Back in March, the Government Accountability Office (GAO) had this to say [page 129] about duplication of efforts in fighting homelessness:
According to the Department of Housing and Urban Development (HUD), approximately 643,000 individuals and persons in families experienced homelessness on a single night in January 2009. [the graphic above shows other numbers, but it's less than a million homeless, I believe - WJS] Multiple federal programs provide assistance targeted to those experiencing homelessness or more broadly assist low-income populations. GAO reported that in 2009 federal agencies spent about $2.9 billion on over 20 programs targeted to address the various needs of persons experiencing homelessness. Some federal programs may offer similar types of services and serve similar populations, potentially leading to overlap or fragmentation.
In June 2010, GAO recommended that the Departments of Education, Health and Human Services (HHS), and HUD develop a common vocabulary to better coordinate homeless services. GAO also recommended in July 2010 that HUD and HHS consider more formally linking their housing and supportive services programs. The agencies concurred with these recommendations and to date have taken some actions to address them.I realize that there are programs at the state and local level as well, but the fact that we spend around $3 billion dollars on homelessness is a tragedy in and of itself.

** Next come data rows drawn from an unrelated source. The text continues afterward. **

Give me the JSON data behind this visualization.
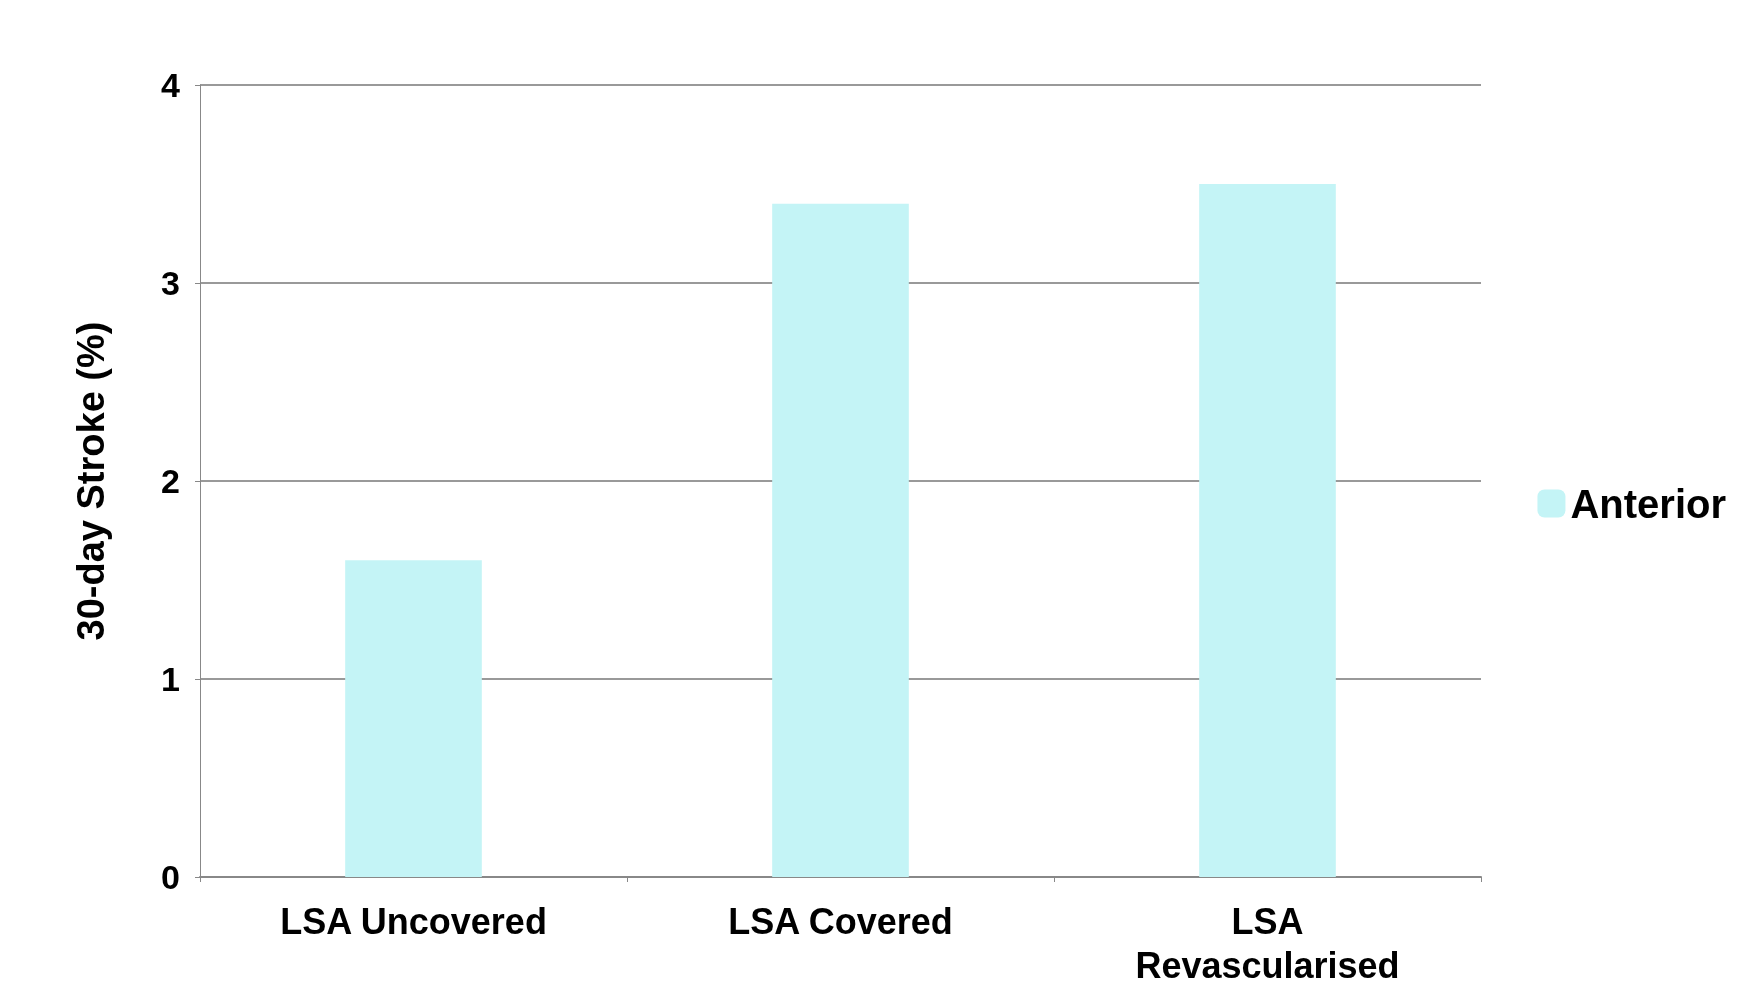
{
  "chart_data": {
    "type": "bar",
    "ylabel": "30-day Stroke (%)",
    "categories": [
      "LSA Uncovered",
      "LSA Covered",
      "LSA\nRevascularised"
    ],
    "series": [
      {
        "name": "Anterior",
        "color": "#c4f4f6",
        "values": [
          1.6,
          3.4,
          3.5
        ]
      }
    ],
    "ylim": [
      0,
      4
    ],
    "yticks": [
      0,
      1,
      2,
      3,
      4
    ],
    "grid": "y",
    "legend": "right"
  }
}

Spending $10 billion dollars would be a great place to start. If this kind of money was invested in solving the problem--not just temporarily housing people but actually helping to correct the problems and issues that cause their homelessness--we could eventually spend less money on the problem (since prevention and solving the problem itself are worthy goals.)
Arguing that we don't have the money is a specious argument. We need to spend more money fighting homelessness in order to avoid having to spend money on health care costs related to being homeless. There's no reason why investing in a solution to homelessness couldn't benefit our economy. If you stabilize one person's life and get them on the right path, their contributions back into society are more than worth what you invested in helping them.